Peter Cochrane's Blog: Telecoms - get creative
Don't go backwards just because your service is now a commodity
Published: Monday 12 June 2006
So here we are, an industry that was prized and happily operating with greater than 15 per cent profit margins 20 years ago is now looking at the prospect of becoming something akin to the local supermarket.
What is the reaction? Does it start to adjust to this reality by deploying optical fibre to increase efficiency, reduce manning and operating costs whilst releasing even more bandwidth in order to cope with even more competition and slimmer pickings in future?
No! Quite the reverse!! Telecoms actually wants to go back 50 years to an age when time, distance and bandwidth were expensive and chargeable. But I'm afraid the genie is out of the bottle and it ain't going to go back in.
In the US for example we have telcos trying to carve up the net traffic so they can charge a premium rate for heavy users. They actually want to charge the profitable service providers for generating net traffic and users for consuming bits. Ouch! Who us, a two-tier net, a society divided by access speed?
As for the mobile operators - especially those who invested heavily in networks unlikely to break even from their licence loading for many years - they complain that data services are starting to exceed voice but say only voice was 'properly dimensioned' for charging.

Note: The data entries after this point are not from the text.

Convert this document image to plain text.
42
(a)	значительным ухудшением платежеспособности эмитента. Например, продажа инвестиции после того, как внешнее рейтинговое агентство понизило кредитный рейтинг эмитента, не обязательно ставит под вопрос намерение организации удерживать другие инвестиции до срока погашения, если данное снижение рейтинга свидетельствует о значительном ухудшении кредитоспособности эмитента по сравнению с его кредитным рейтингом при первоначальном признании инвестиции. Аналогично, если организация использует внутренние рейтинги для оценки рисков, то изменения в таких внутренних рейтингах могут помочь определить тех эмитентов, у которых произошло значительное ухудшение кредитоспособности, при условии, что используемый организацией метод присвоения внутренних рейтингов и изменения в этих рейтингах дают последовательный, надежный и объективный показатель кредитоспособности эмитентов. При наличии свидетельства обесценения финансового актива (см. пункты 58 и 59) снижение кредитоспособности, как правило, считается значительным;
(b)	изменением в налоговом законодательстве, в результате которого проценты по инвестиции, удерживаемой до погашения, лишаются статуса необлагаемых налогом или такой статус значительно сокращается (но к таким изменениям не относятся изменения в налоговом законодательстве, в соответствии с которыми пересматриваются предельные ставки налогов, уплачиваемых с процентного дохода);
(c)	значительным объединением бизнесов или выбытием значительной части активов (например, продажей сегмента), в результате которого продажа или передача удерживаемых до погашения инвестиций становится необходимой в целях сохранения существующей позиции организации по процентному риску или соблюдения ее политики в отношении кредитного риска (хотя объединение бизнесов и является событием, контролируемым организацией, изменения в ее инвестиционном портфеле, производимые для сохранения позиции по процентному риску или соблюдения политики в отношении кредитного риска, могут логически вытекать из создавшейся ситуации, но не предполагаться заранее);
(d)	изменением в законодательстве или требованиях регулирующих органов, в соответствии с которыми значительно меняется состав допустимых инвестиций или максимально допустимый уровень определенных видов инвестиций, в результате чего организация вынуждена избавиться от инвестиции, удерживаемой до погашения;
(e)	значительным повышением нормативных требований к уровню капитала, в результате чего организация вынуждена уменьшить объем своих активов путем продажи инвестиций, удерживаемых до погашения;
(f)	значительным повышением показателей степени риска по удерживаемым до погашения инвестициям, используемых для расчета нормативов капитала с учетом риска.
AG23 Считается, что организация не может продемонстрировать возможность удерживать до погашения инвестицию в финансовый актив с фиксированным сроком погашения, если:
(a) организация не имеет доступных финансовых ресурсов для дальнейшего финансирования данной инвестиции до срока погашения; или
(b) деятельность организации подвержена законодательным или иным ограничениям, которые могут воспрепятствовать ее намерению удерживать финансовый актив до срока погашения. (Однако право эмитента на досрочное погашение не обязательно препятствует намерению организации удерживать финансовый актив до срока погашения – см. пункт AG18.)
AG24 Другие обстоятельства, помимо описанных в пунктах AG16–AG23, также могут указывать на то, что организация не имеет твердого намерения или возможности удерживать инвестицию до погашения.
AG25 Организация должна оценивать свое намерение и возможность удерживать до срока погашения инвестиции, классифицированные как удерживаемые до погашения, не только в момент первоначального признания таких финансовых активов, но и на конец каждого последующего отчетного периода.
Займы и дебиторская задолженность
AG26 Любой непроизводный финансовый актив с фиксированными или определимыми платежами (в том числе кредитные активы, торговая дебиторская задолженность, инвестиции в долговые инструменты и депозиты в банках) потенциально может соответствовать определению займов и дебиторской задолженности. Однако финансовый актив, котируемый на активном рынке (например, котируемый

Worse still, the customer base is using their phones and the networks in ways that were never intended.
Well, welcome to the 21st century!
How about taking a trip to Japan where 16Mbps is the lowest rate broadband provision at $29 per month, and plans are now in place for 1Gbps for everyone at $50 per month. Or nearer home, look at Finland, where wireless-access is profuse, low-cost and often free. If these societies and companies can figure it out, then so can everyone else.
This is not about technology! It is about business models and mindsets. When things become a commodity everything changes, especially the perception and position of the customer base. Competition is a wonderful vehicle and the customer a brilliant driver. Failing to fully understand this can really hurt! Any fixed line or mobile operator that clings to the past, or tries to return there, is unlikely to survive - let alone prosper.
The good news is: in my crystal ball I see rafts of new technology coming along that will accelerate and exacerbate the change. Even better, I see legions of new people and companies that are capable and waiting to accept the challenge. My advice to the incumbent operators is to follow the payload, provide the services and facilities people really value.